The new drug options are as follows, along with their dates of approval for metastatic kidney cancer (most have been in use longer for other indications):
1. Sorafenib (Nexavar), December 2005
2. Sunitinib (Sutent), January 2006
3. Temsirolimus (Torisel), May 2007
4. Bevacizumab (Avastin) plus IFN-alpha (Roferon), August 2009
5. Everolimus (Afinitor), March 2009
6. Pazopanib (Votrient), October 2009
See references for a comprehensive list of side effects for each drug. The targeted therapies are considered less toxic than older chemotherapies, but some patients may find them intolerable. There is considerable variation among patients.

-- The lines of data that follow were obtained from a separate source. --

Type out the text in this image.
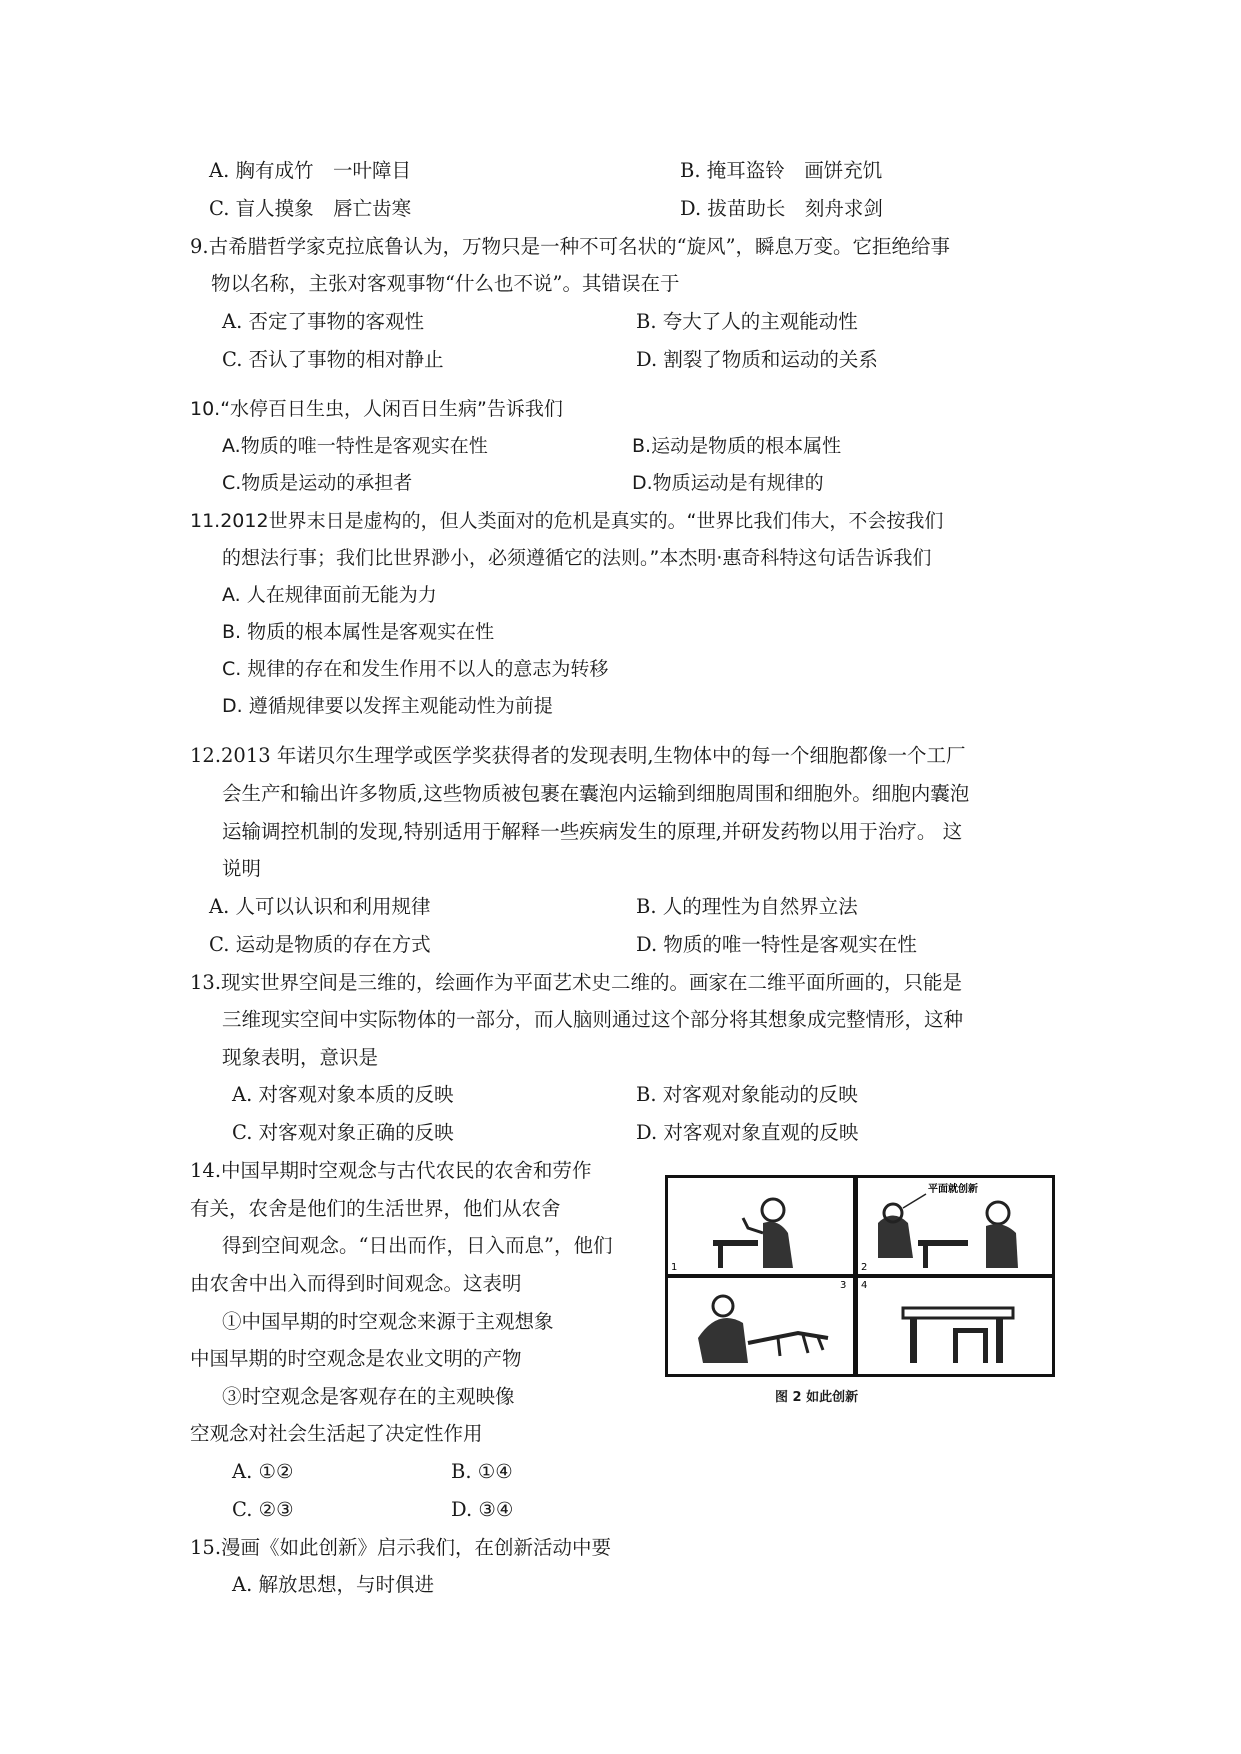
A. 胸有成竹　一叶障目	B. 掩耳盗铃　画饼充饥
C. 盲人摸象　唇亡齿寒	D. 拔苗助长　刻舟求剑
9.古希腊哲学家克拉底鲁认为，万物只是一种不可名状的“旋风”，瞬息万变。它拒绝给事
物以名称，主张对客观事物“什么也不说”。其错误在于
A. 否定了事物的客观性	B. 夸大了人的主观能动性
C. 否认了事物的相对静止	D. 割裂了物质和运动的关系
10.“水停百日生虫，人闲百日生病”告诉我们
A.物质的唯一特性是客观实在性	B.运动是物质的根本属性
C.物质是运动的承担者	D.物质运动是有规律的
11.2012世界末日是虚构的，但人类面对的危机是真实的。“世界比我们伟大，不会按我们
的想法行事；我们比世界渺小，必须遵循它的法则。”本杰明·惠奇科特这句话告诉我们
A. 人在规律面前无能为力
B. 物质的根本属性是客观实在性
C. 规律的存在和发生作用不以人的意志为转移
D. 遵循规律要以发挥主观能动性为前提
12.2013 年诺贝尔生理学或医学奖获得者的发现表明,生物体中的每一个细胞都像一个工厂
会生产和输出许多物质,这些物质被包裹在囊泡内运输到细胞周围和细胞外。细胞内囊泡
运输调控机制的发现,特别适用于解释一些疾病发生的原理,并研发药物以用于治疗。 这
说明
A. 人可以认识和利用规律	B. 人的理性为自然界立法
C. 运动是物质的存在方式	D. 物质的唯一特性是客观实在性
13.现实世界空间是三维的，绘画作为平面艺术史二维的。画家在二维平面所画的，只能是
三维现实空间中实际物体的一部分，而人脑则通过这个部分将其想象成完整情形，这种
现象表明，意识是
A. 对客观对象本质的反映	B. 对客观对象能动的反映
C. 对客观对象正确的反映	D. 对客观对象直观的反映
14.中国早期时空观念与古代农民的农舍和劳作
有关，农舍是他们的生活世界，他们从农舍
得到空间观念。“日出而作，日入而息”，他们
由农舍中出入而得到时间观念。这表明
①中国早期的时空观念来源于主观想象
中国早期的时空观念是农业文明的产物
③时空观念是客观存在的主观映像
空观念对社会生活起了决定性作用
A. ①②	B. ①④
C. ②③	D. ③④
15.漫画《如此创新》启示我们，在创新活动中要
A. 解放思想，与时俱进
1
平面就创新
2
3 4
图 2 如此创新
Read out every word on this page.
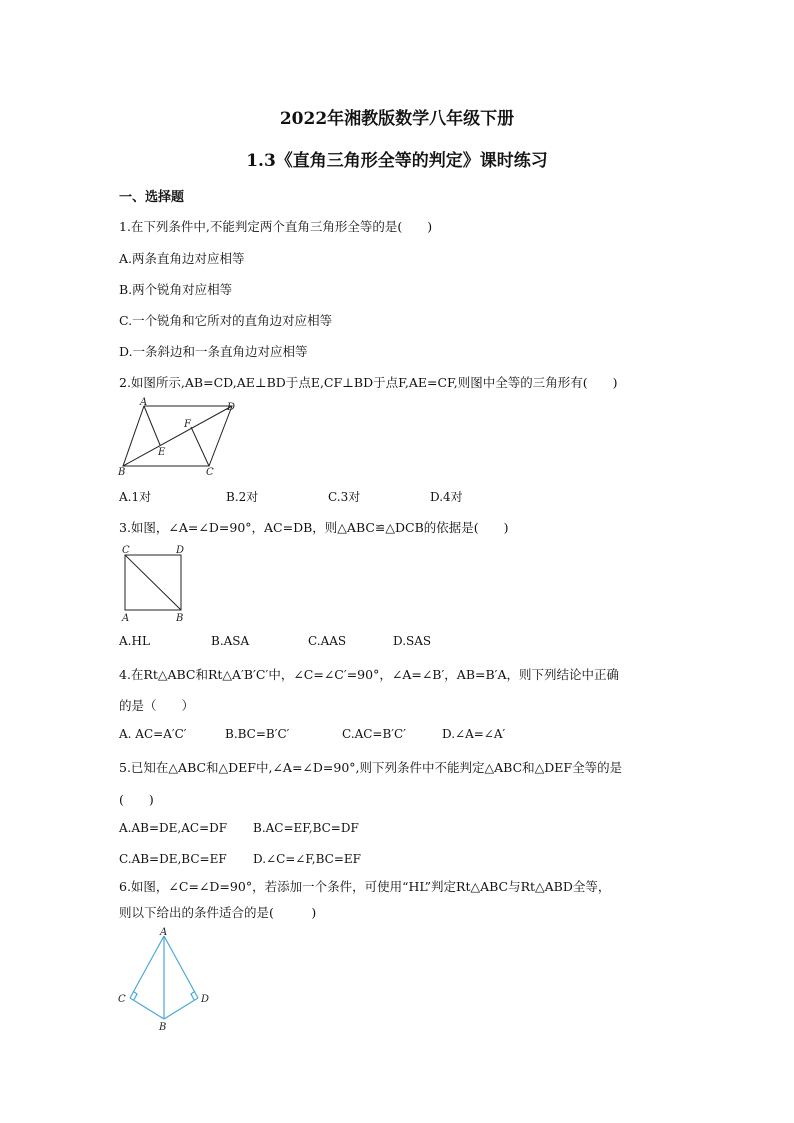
2022年湘教版数学八年级下册
1.3《直角三角形全等的判定》课时练习
一、选择题
1.在下列条件中,不能判定两个直角三角形全等的是(　　)
A.两条直角边对应相等
B.两个锐角对应相等
C.一个锐角和它所对的直角边对应相等
D.一条斜边和一条直角边对应相等
2.如图所示,AB=CD,AE⊥BD于点E,CF⊥BD于点F,AE=CF,则图中全等的三角形有(　　)
A	D
F
E
B	C
A.1对	B.2对	C.3对	D.4对
3.如图，∠A=∠D=90°，AC=DB，则△ABC≌△DCB的依据是(　　)
C	D
A	B
A.HL	B.ASA	C.AAS	D.SAS
4.在Rt△ABC和Rt△A′B′C′中，∠C=∠C′=90°，∠A=∠B′，AB=B′A，则下列结论中正确
的是（　　）
A. AC=A′C′	B.BC=B′C′	C.AC=B′C′	D.∠A=∠A′
5.已知在△ABC和△DEF中,∠A=∠D=90°,则下列条件中不能判定△ABC和△DEF全等的是
(　　)
A.AB=DE,AC=DF B.AC=EF,BC=DF
C.AB=DE,BC=EF D.∠C=∠F,BC=EF
6.如图，∠C=∠D=90°，若添加一个条件，可使用“HL”判定Rt△ABC与Rt△ABD全等，
则以下给出的条件适合的是(　　　)
A
C	D
B
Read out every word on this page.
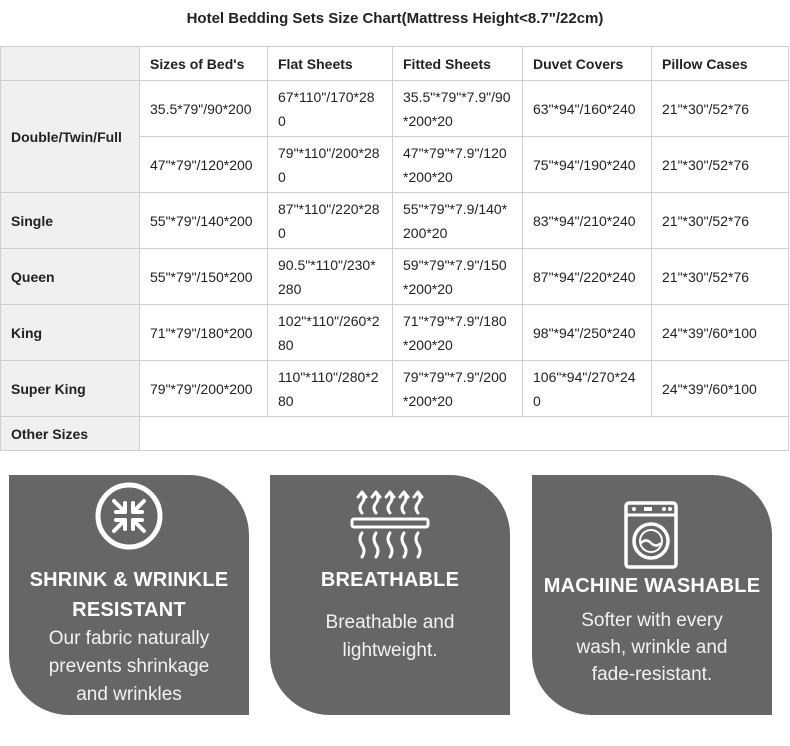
Hotel Bedding Sets Size Chart(Mattress Height<8.7"/22cm)
	Sizes of Bed's	Flat Sheets	Fitted Sheets	Duvet Covers	Pillow Cases
Double/Twin/Full	35.5*79"/90*200	67*110"/170*280	35.5"*79"*7.9"/90*200*20	63"*94"/160*240	21"*30"/52*76

	47"*79"/120*200	79"*110"/200*280	47"*79"*7.9"/120*200*20	75"*94"/190*240	21"*30"/52*76

Single	55"*79"/140*200	87"*110"/220*280	55"*79"*7.9/140*200*20	83"*94"/210*240	21"*30"/52*76

Queen	55"*79"/150*200	90.5"*110"/230*280	59"*79"*7.9"/150*200*20	87"*94"/220*240	21"*30"/52*76

King	71"*79"/180*200	102"*110"/260*280	71"*79"*7.9"/180*200*20	98"*94"/250*240	24"*39"/60*100

Super King	79"*79"/200*200	110"*110"/280*280	79"*79"*7.9"/200*200*20	106"*94"/270*240	24"*39"/60*100

Other Sizes					
SHRINK & WRINKLE
RESISTANT
Our fabric naturally
prevents shrinkage
and wrinkles
BREATHABLE
Breathable and
lightweight.
MACHINE WASHABLE
Softer with every
wash, wrinkle and
fade-resistant.
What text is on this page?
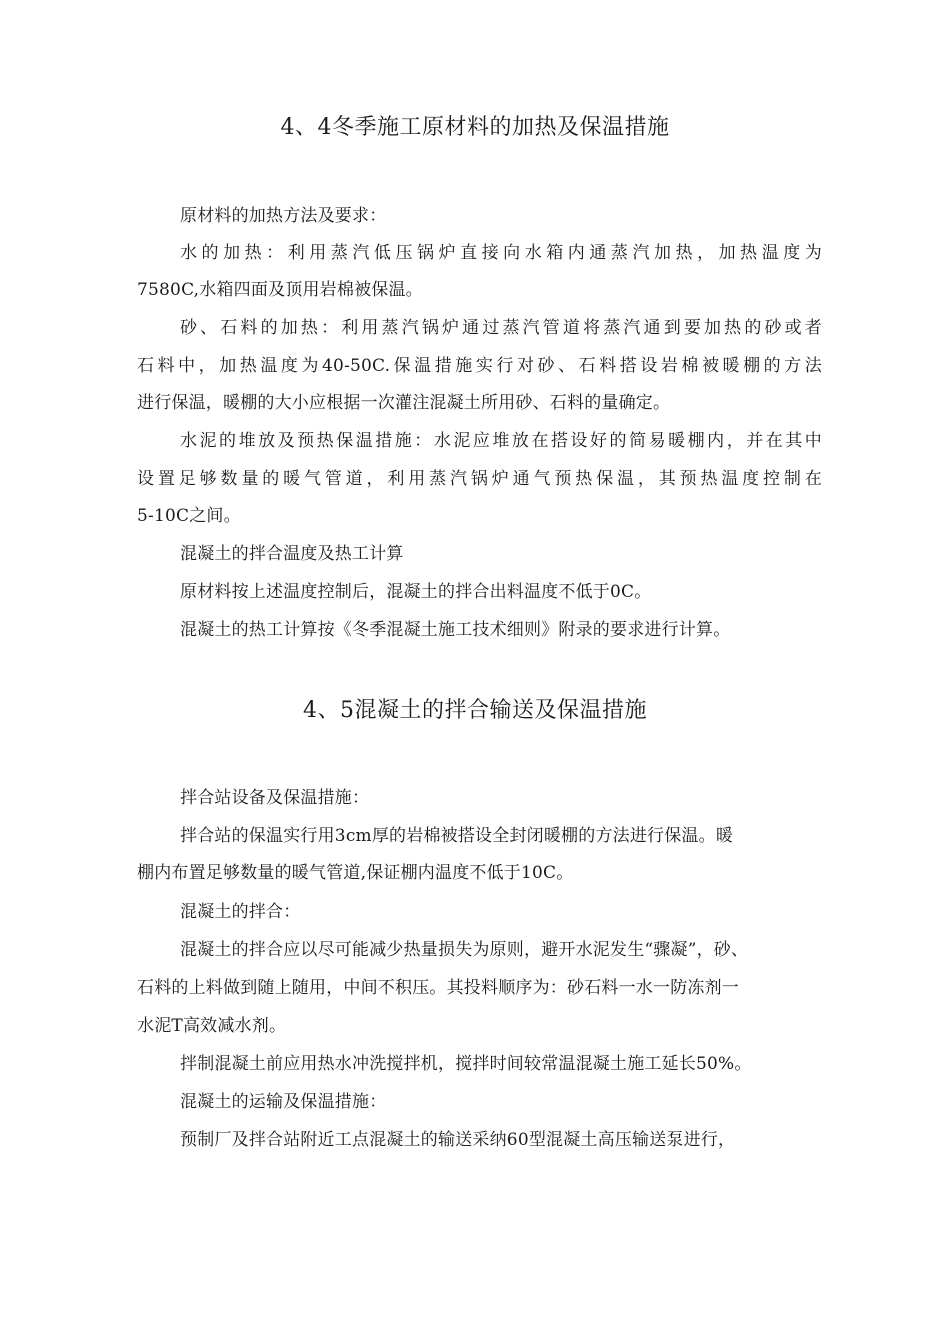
4、4冬季施工原材料的加热及保温措施
原材料的加热方法及要求：
水的加热：利用蒸汽低压锅炉直接向水箱内通蒸汽加热，加热温度为
7580C,水箱四面及顶用岩棉被保温。
砂、石料的加热：利用蒸汽锅炉通过蒸汽管道将蒸汽通到要加热的砂或者
石料中，加热温度为40-50C.保温措施实行对砂、石料搭设岩棉被暖棚的方法
进行保温，暖棚的大小应根据一次灌注混凝土所用砂、石料的量确定。
水泥的堆放及预热保温措施：水泥应堆放在搭设好的简易暖棚内，并在其中
设置足够数量的暖气管道，利用蒸汽锅炉通气预热保温，其预热温度控制在
5-10C之间。
混凝土的拌合温度及热工计算
原材料按上述温度控制后，混凝土的拌合出料温度不低于0C。
混凝土的热工计算按《冬季混凝土施工技术细则》附录的要求进行计算。
4、5混凝土的拌合输送及保温措施
拌合站设备及保温措施：
拌合站的保温实行用3cm厚的岩棉被搭设全封闭暖棚的方法进行保温。暖
棚内布置足够数量的暖气管道,保证棚内温度不低于10C。
混凝土的拌合：
混凝土的拌合应以尽可能减少热量损失为原则，避开水泥发生“骤凝”，砂、
石料的上料做到随上随用，中间不积压。其投料顺序为：砂石料一水一防冻剂一
水泥T高效减水剂。
拌制混凝土前应用热水冲洗搅拌机，搅拌时间较常温混凝土施工延长50%。
混凝土的运输及保温措施：
预制厂及拌合站附近工点混凝土的输送采纳60型混凝土高压输送泵进行，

Kidney cancer also varies greatly from one patient to the next. It is slow growing and almost stable in some patients, but aggressive and symptomatic in others. Tumor control may be be preferable to a high remission rate for patients with a low tumor burden, since durable and complete remission is rare. Patients with aggressive tumors may benefit more from aggressive treatment. Chronic treatment is common, and most patients today can expect to receive several targeted therapies in sequence.
The authors report that only a quarter of cancer treatment decisions are based on level 1 evidence, because it is so difficult to get a large number of patients to test every possible combination of therapies.